CHOICE kitchen expert, Martha Psiroukis, says there's a huge range of composting products available, and the system or equipment that's right for you depends on things such as how big your household is and how much you're composting, and whether you have a garden compost or use a council-run compost system.
"Generally speaking, compost products range from compact indoor Bokashi bins that ferment your food waste (which you then bury or transfer to another compost system), to indoor kitchen food cyclers (such as the Breville Food Cycler), aboveground worm farms, compost tumblers and compost bins of any size, underground composters with worms, and outdoor solar food waste digesters." (Note: our kitchen experts reviewed the Breville Food Cycler earlier this year and were not impressed).
There are options for every sized household, "from a small 20L Bokashi bin bucket up to a large outdoor compost tumbler or compost bin in excess of 400L capacity, costing anywhere from about $60 up to $800."

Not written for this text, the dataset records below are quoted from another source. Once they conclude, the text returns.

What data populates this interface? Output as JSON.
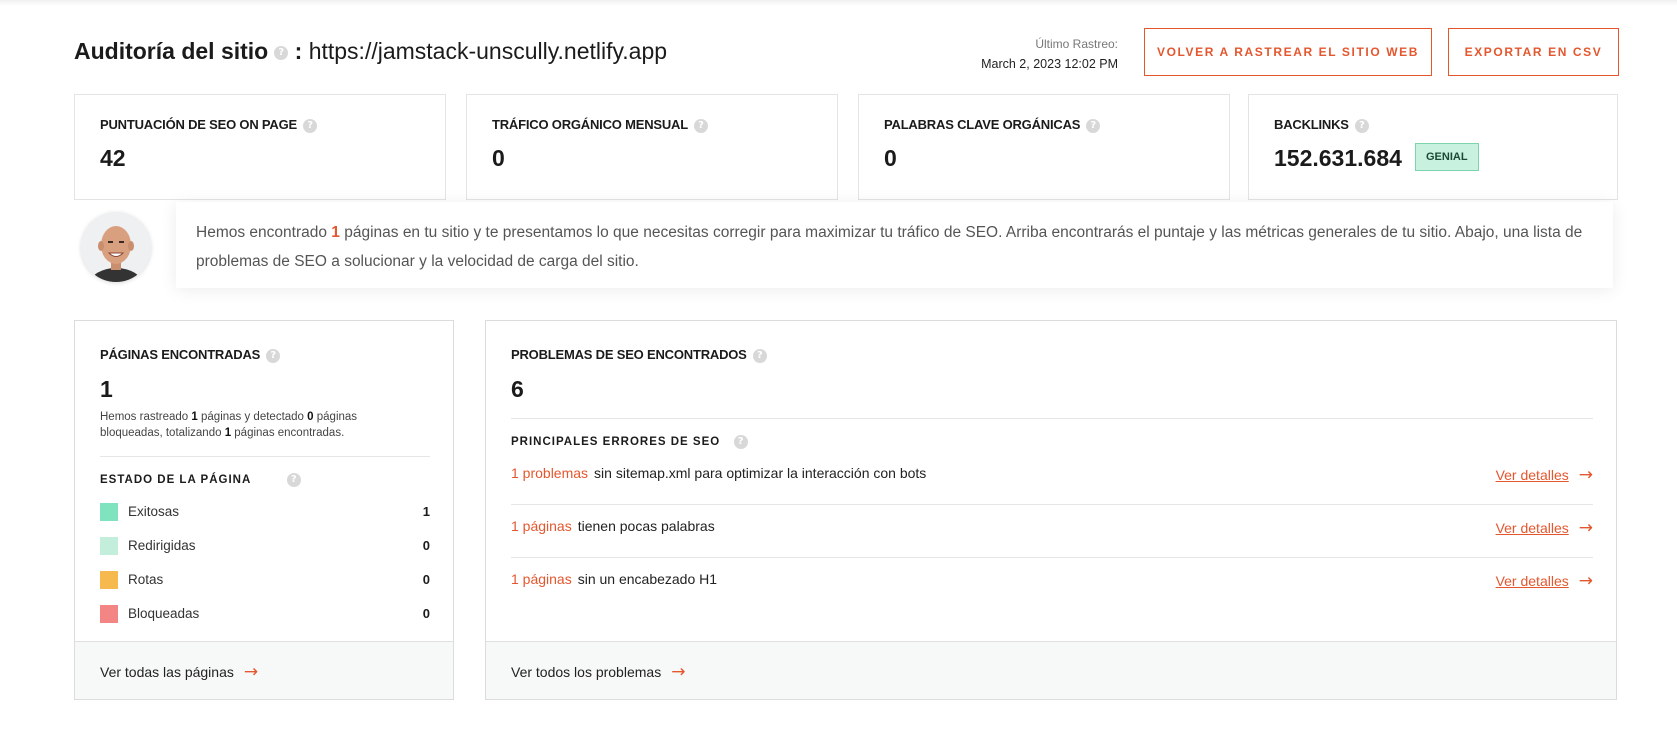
{
  "header": {
    "title_bold": "Auditoría del sitio",
    "title_sep": ":",
    "url": "https://jamstack-unscully.netlify.app",
    "last_crawl_label": "Último Rastreo:",
    "last_crawl_date": "March 2, 2023 12:02 PM",
    "recrawl_button": "VOLVER A RASTREAR EL SITIO WEB",
    "export_button": "EXPORTAR EN CSV",
    "help_glyph": "?"
  },
  "metrics": [
    {
      "label": "PUNTUACIÓN DE SEO ON PAGE",
      "value": "42"
    },
    {
      "label": "TRÁFICO ORGÁNICO MENSUAL",
      "value": "0"
    },
    {
      "label": "PALABRAS CLAVE ORGÁNICAS",
      "value": "0"
    },
    {
      "label": "BACKLINKS",
      "value": "152.631.684",
      "badge": "GENIAL"
    }
  ],
  "intro": {
    "prefix": "Hemos encontrado ",
    "count": "1",
    "suffix": " páginas en tu sitio y te presentamos lo que necesitas corregir para maximizar tu tráfico de SEO. Arriba encontrarás el puntaje y las métricas generales de tu sitio. Abajo, una lista de problemas de SEO a solucionar y la velocidad de carga del sitio."
  },
  "pages_panel": {
    "title": "PÁGINAS ENCONTRADAS",
    "value": "1",
    "desc_1": "Hemos rastreado ",
    "desc_crawled": "1",
    "desc_2": " páginas y detectado ",
    "desc_blocked": "0",
    "desc_3": " páginas bloqueadas, totalizando ",
    "desc_total": "1",
    "desc_4": " páginas encontradas.",
    "status_title": "ESTADO DE LA PÁGINA",
    "statuses": [
      {
        "name": "Exitosas",
        "count": "1",
        "color": "#7fe3c0"
      },
      {
        "name": "Redirigidas",
        "count": "0",
        "color": "#c3eedc"
      },
      {
        "name": "Rotas",
        "count": "0",
        "color": "#f5b94e"
      },
      {
        "name": "Bloqueadas",
        "count": "0",
        "color": "#f48585"
      }
    ],
    "footer_link": "Ver todas las páginas"
  },
  "issues_panel": {
    "title": "PROBLEMAS DE SEO ENCONTRADOS",
    "value": "6",
    "subtitle": "PRINCIPALES ERRORES DE SEO",
    "issues": [
      {
        "count": "1 problemas",
        "text": "sin sitemap.xml para optimizar la interacción con bots",
        "link": "Ver detalles"
      },
      {
        "count": "1 páginas",
        "text": "tienen pocas palabras",
        "link": "Ver detalles"
      },
      {
        "count": "1 páginas",
        "text": "sin un encabezado H1",
        "link": "Ver detalles"
      }
    ],
    "footer_link": "Ver todos los problemas"
  },
  "colors": {
    "accent": "#e4572e",
    "badge_bg": "#c9f1df"
  },
  "icons": {
    "help": "question-circle-icon",
    "arrow": "arrow-right-icon"
  }
}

Bokashi bins and food cyclers will have ongoing costs, such as Bokashi enzymes (approximately $12 every 2–3 months) or filters for the food cycler.
Keep a compost caddy on your benchtop for food scraps.
If you have an outdoor compost system, you'll also want to select a caddy that will sit on your benchtop (so you can then transfer the waste to your compost system).
Tips for what to consider when selecting a kitchen compost caddy:
- Choose one that opens easily, and with one hand. This means you're more likely to get that banana peel in the caddy rather than on it.
- Choose a size that matches your compost system's requirements. For example, if your system says max 4L waste per week, choose a 2L caddy, and empty it twice a week (testing shows keeping it for a week leads to mouldy food waste that's not good for your compost).
- An air vent helps keep the content from composting without oxygen (which produces methane gas and gets smelly), and prevents moisture building up.
- A smaller unit means you're less likely to spill the content when transferring the waste. Keeping your compost exterior clean helps keeps pests away.
If you're serious about stopping all of your food waste from going to landfill, it's likely you'll need more than one system.
"I have a family of five and we predominantly eat fresh fruit and vegies, we cook from scratch, and have almost no actual food wastage – just scraps," says Martha.
Our general rubbish bin has gone from overflowing every week, to only being put out for collection every other weekCHOICE kitchen expert Martha Psiroukis
"We have no problem feeding a Bokashi bin, a large compost tumbler, a classic subpod, a small indoor worm farm, and a solar food waste digester with their recommended maximum capacity. Our general rubbish bin has gone from overflowing every week, to only being put out for collection every other week. We're probably not the norm in terms of how much fresh produce we consume, and I think most households would be fine with one or two complementary systems, for example a twin Bokashi bin setup, and a compost tumbler or worm farm."